ASMR: Learning Attribute-Based Person Search with Adaptive Semantic Margin Regularizer
This addresses the challenge of finding person images based on text attributes, which is an incremental improvement in cross-modal retrieval for specific domains like surveillance or identification.
The paper tackles the problem of attribute-based person search by reducing the modality gap between text attributes and images, achieving state-of-the-art results on public benchmarks with a simple embedding model.

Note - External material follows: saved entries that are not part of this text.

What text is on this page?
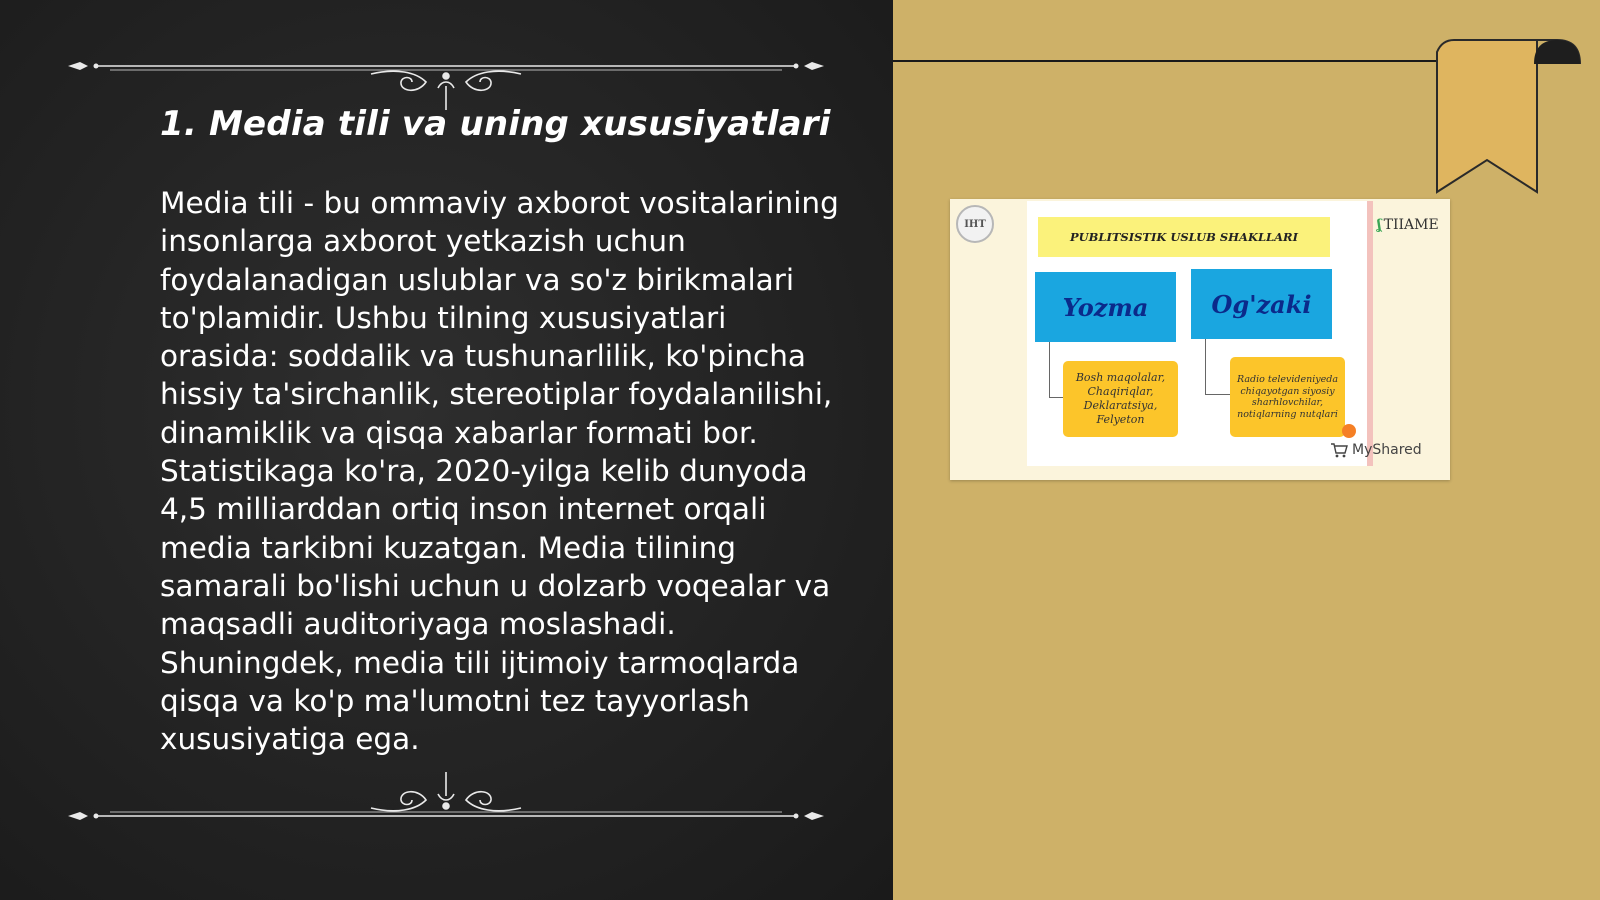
1. Media tili va uning xususiyatlari

Media tili - bu ommaviy axborot vositalarining insonlarga axborot yetkazish uchun foydalanadigan uslublar va so'z birikmalari to'plamidir. Ushbu tilning xususiyatlari orasida: soddalik va tushunarlilik, ko'pincha hissiy ta'sirchanlik, stereotiplar foydalanilishi, dinamiklik va qisqa xabarlar formati bor. Statistikaga ko'ra, 2020-yilga kelib dunyoda 4,5 milliarddan ortiq inson internet orqali media tarkibni kuzatgan. Media tilining samarali bo'lishi uchun u dolzarb voqealar va maqsadli auditoriyaga moslashadi. Shuningdek, media tili ijtimoiy tarmoqlarda qisqa va ko'p ma'lumotni tez tayyorlash xususiyatiga ega.

IHT
PUBLITSISTIK USLUB SHAKLLARI
ʆ TIIAME
Yozma	Og'zaki
Bosh maqolalar, Chaqiriqlar, Deklaratsiya, Felyeton
Radio televideniyeda chiqayotgan siyosiy sharhlovchilar, notiqlarning nutqlari
MyShared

Attribute-based person search is the task of finding person images that are best matched with a set of text attributes given as query. The main challenge of this task is the large modality gap between attributes and images. To reduce the gap, we present a new loss for learning cross-modal embeddings in the context of attribute-based person search. We regard a set of attributes as a category of people sharing the same traits. In a joint embedding space of the two modalities, our loss pulls images close to their person categories for modality alignment. More importantly, it pushes apart a pair of person categories by a margin determined adaptively by their semantic distance, where the distance metric is learned end-to-end so that the loss considers importance of each attribute when relating person categories. Our loss guided by the adaptive semantic margin leads to more discriminative and semantically well-arranged distributions of person images. As a consequence, it enables a simple embedding model to achieve state-of-the-art records on public benchmarks without bells and whistles.